Injection drug users (IDUs) with HIV can benefit as much from antiretroviral therapy as non-users, according to a study presented Sunday, August 3, in advance of the XVII International AIDS Conference in Mexico City, and published in the August 6 Journal of the American Medical Association.

Julio Montaner from the University of British Columbia and colleagues noted as background that HAART has often been withheld from HIV positive IDUs due to assumptions that their unstable lifestyles may lead to inferior outcomes, for example because of poor adherence. Some prior reports have shown that IDUs are less likely to be prescribed HAART and that a history of injection drug use is a predictor of worse treatment outcomes. However, long-term evaluations of HIV treatment outcomes among IDUs compared with other transmission risk groups are lacking.

The present study compared survival rates among HIV positive individuals initiating HAART with and without a history of injection drug use.

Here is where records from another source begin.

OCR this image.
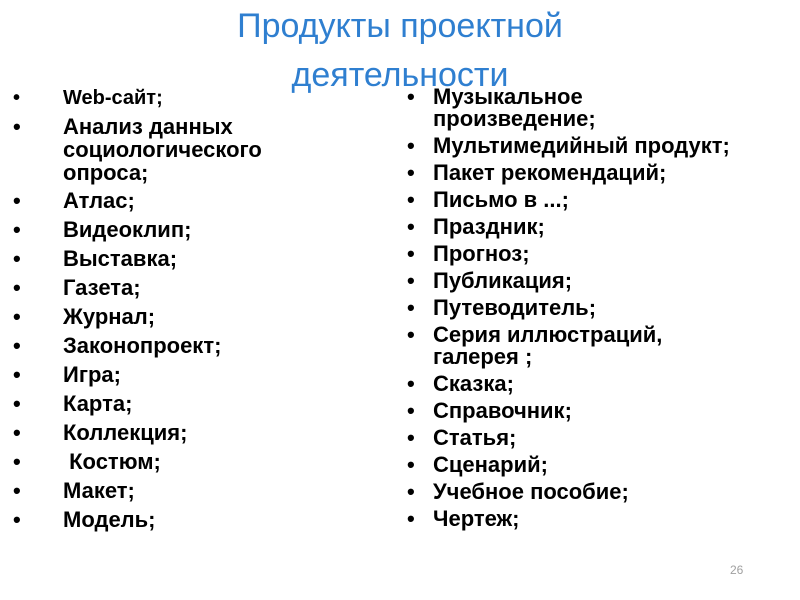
Продукты проектной
деятельности
• Web-сайт;
• Анализ данных социологического опроса;
• Атлас;
• Видеоклип;
• Выставка;
• Газета;
• Журнал;
• Законопроект;
• Игра;
• Карта;
• Коллекция;
•  Костюм;
• Макет;
• Модель;
• Музыкальное произведение;
• Мультимедийный продукт;
• Пакет рекомендаций;
• Письмо в ...;
• Праздник;
• Прогноз;
• Публикация;
• Путеводитель;
• Серия иллюстраций, галерея ;
• Сказка;
• Справочник;
• Статья;
• Сценарий;
• Учебное пособие;
• Чертеж;
26
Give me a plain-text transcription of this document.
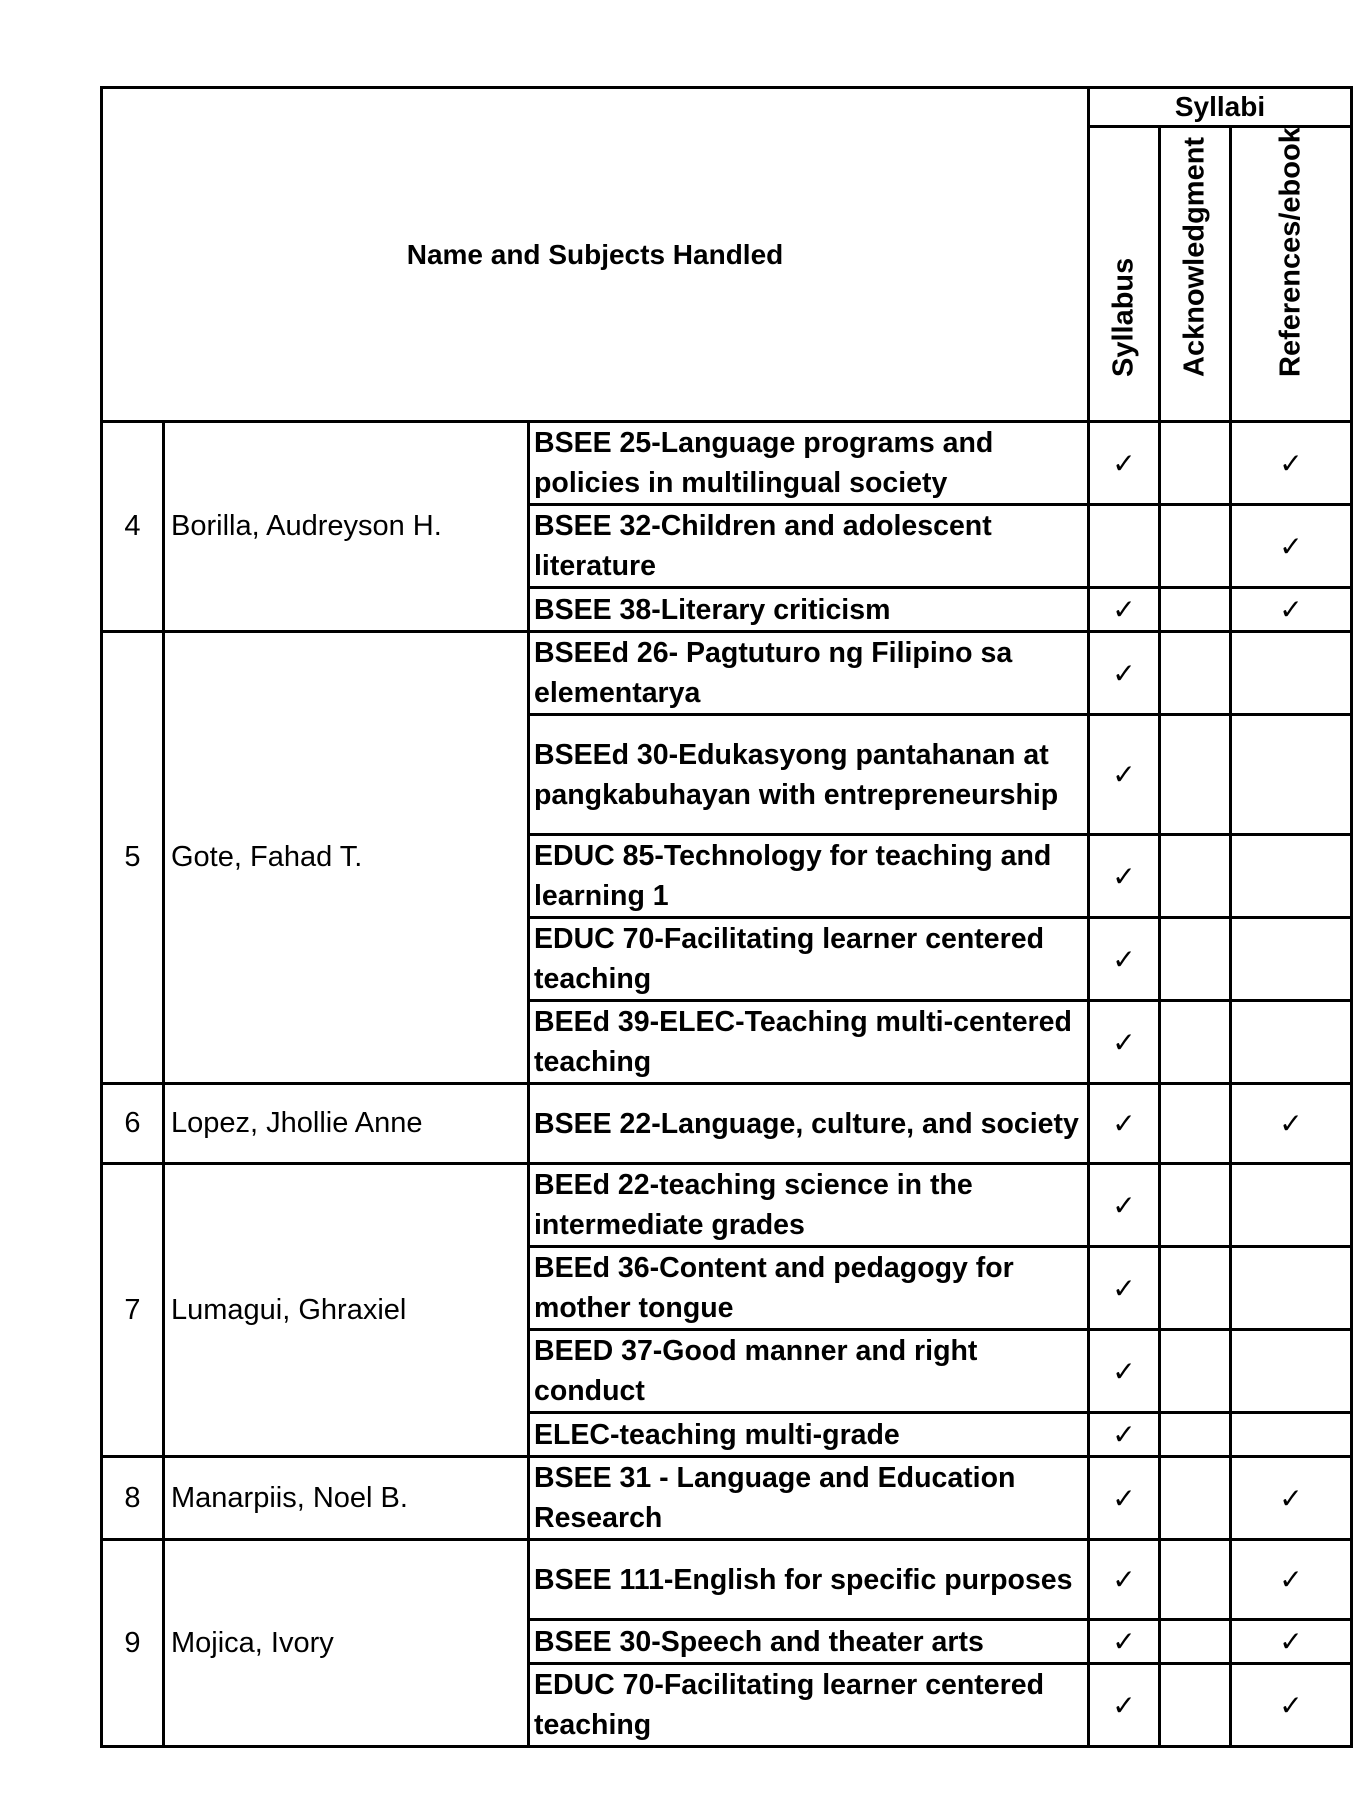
Name and Subjects Handled			Syllabi		

			Syllabus	Acknowledgment	References/ebook

4	Borilla, Audreyson H.	BSEE 25-Language programs and policies in multilingual society	✓		✓
		BSEE 32-Children and adolescent literature			✓
		BSEE 38-Literary criticism	✓		✓
5	Gote, Fahad T.	BSEEd 26- Pagtuturo ng Filipino sa elementarya	✓		
		BSEEd 30-Edukasyong pantahanan at pangkabuhayan with entrepreneurship	✓		
		EDUC 85-Technology for teaching and learning 1	✓		
		EDUC 70-Facilitating learner centered teaching	✓		
		BEEd 39-ELEC-Teaching multi-centered teaching	✓		
6	Lopez, Jhollie Anne	BSEE 22-Language, culture, and society	✓		✓
7	Lumagui, Ghraxiel	BEEd 22-teaching science in the intermediate grades	✓		
		BEEd 36-Content and pedagogy for mother tongue	✓		
		BEED 37-Good manner and right conduct	✓		
		ELEC-teaching multi-grade	✓		
8	Manarpiis, Noel B.	BSEE 31 - Language and Education Research	✓		✓
9	Mojica, Ivory	BSEE 111-English for specific purposes	✓		✓
		BSEE 30-Speech and theater arts	✓		✓
		EDUC 70-Facilitating learner centered teaching	✓		✓
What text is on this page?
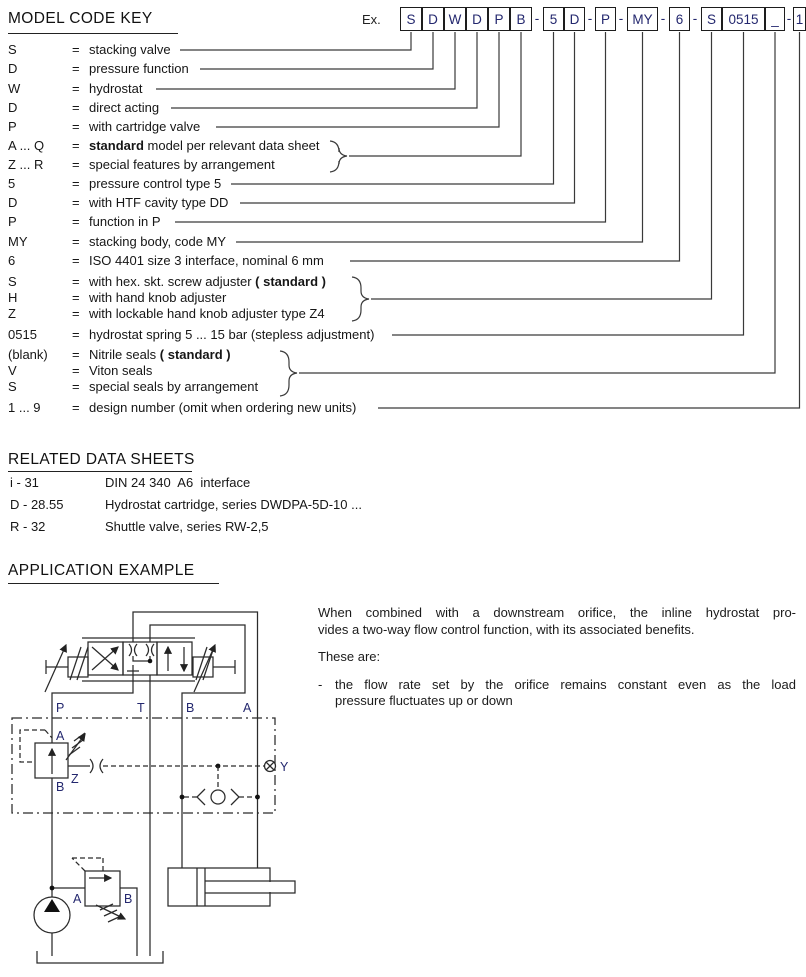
MODEL CODE KEY	Ex.	S D W D P B - 5 D - P - MY - 6 - S 0515 _ - 1
S	= stacking valve
D	= pressure function
W	= hydrostat
D	= direct acting
P	= with cartridge valve
A ... Q = standard model per relevant data sheet
Z ... R = special features by arrangement
5	= pressure control type 5
D	= with HTF cavity type DD
P	= function in P
MY	= stacking body, code MY
6	= ISO 4401 size 3 interface, nominal 6 mm
S	= with hex. skt. screw adjuster ( standard )
H	= with hand knob adjuster
Z	= with lockable hand knob adjuster type Z4
0515	= hydrostat spring 5 ... 15 bar (stepless adjustment)
(blank) = Nitrile seals ( standard )
V	= Viton seals
S	= special seals by arrangement
1 ... 9 = design number (omit when ordering new units)
RELATED DATA SHEETS
i - 31	DIN 24 340  A6  interface
D - 28.55	Hydrostat cartridge, series DWDPA-5D-10 ...
R - 32	Shuttle valve, series RW-2,5
APPLICATION EXAMPLE
When combined with a downstream orifice, the inline hydrostat pro-
vides a two-way flow control function, with its associated benefits.
These are:
- the flow rate set by the orifice remains constant even as the load
pressure fluctuates up or down
P	T	B	A
A
B
Z
Y
A	B
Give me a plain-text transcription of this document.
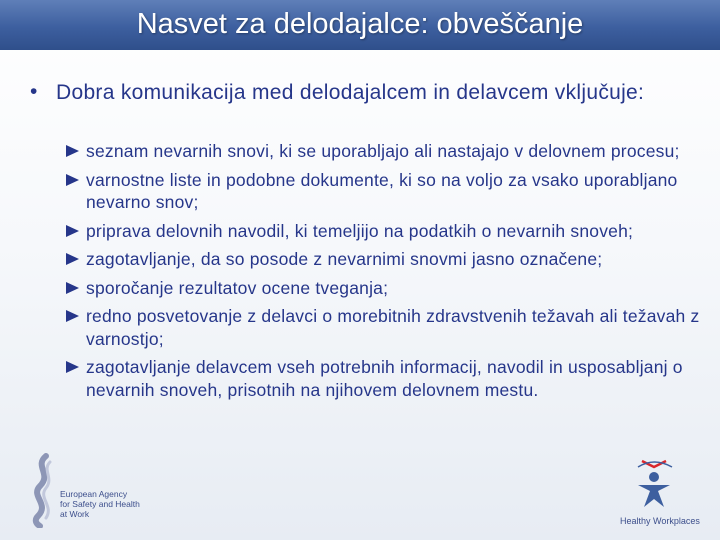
Nasvet za delodajalce: obveščanje
• Dobra komunikacija med delodajalcem in delavcem vključuje:
seznam nevarnih snovi, ki se uporabljajo ali nastajajo v delovnem procesu;
varnostne liste in podobne dokumente, ki so na voljo za vsako uporabljano nevarno snov;
priprava delovnih navodil, ki temeljijo na podatkih o nevarnih snoveh;
zagotavljanje, da so posode z nevarnimi snovmi jasno označene;
sporočanje rezultatov ocene tveganja;
redno posvetovanje z delavci o morebitnih zdravstvenih težavah ali težavah z varnostjo;
zagotavljanje delavcem vseh potrebnih informacij, navodil in usposabljanj o nevarnih snoveh, prisotnih na njihovem delovnem mestu.
European Agency
for Safety and Health
at Work
Healthy Workplaces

The investigators analyzed 3116 participants in a population-based, prospective cohort study in British Columbia known as HOMER (HAART Observational Medical Evaluation and Research). About 80% of cohort participants were men and the median age was about 39 years. Nearly one-third (29.4%; n = 915) were classified as IDUs, though the researchers did not assess the impact of past versus ongoing drug use.

Participants started HAART between August 1996 and June 2006, and were followed through the end of June 2007. The median duration of follow-up was 5.3 years for IDUs and 4.3 years for non-IDUs.


  • Overall, 622 cohort participants (232 of 915 IDUs and 390 of 2201 non-IDUs) died during the follow-up period.
  • This represented a crude mortality rate of 20.0%.
  • 7 years after HAART initiation, cumulative all-cause mortality rates were similar for IDUs and non-IDUs (26.5% vs 21.6%, respectively; P = 0.47).
  • In a multivariate Cox regression analysis adjusting for demographic and disease-related factors, mortality rates were similar for IDUs and non-IDUs (hazard ratio 1.09).

Based on these findings, the study authors concluded, "In this study population, injection drug use was not associated with decreased survival among HIV-infected patients initiating HAART."

"[T]he fact that survival patterns were not significantly different between IDUs and non-IDUs should help to challenge the increasingly prevalent belief that IDUs may be markedly less likely to benefit from HAART," they wrote.

They added that "[a]lthough subtle differences in survival" began to emerge by 84 months, 5-year survival was "virtually identical" in an analysis that excluded accidental causes of death.

They also noted that while this study only included participants on HAART, IDUs as a group are less likely to be on antiretroviral treatment, so in a comparison of all HIV positive IDUs -- treated and untreated together -- "it is likely that mortality rates would be higher among IDUs."



E Wood, RS Hogg, V Dias Lima and others. Highly active antiretroviral therapy and survival in HIV-infected injection drug users. Journal of the American Medical Association 300(5): 550-554. August 6, 2008.

Journal of the American Medical Association. Highly active antiretroviral therapy of similar benefit for HIV-infected injection drug users. Media release. July 30, 2008.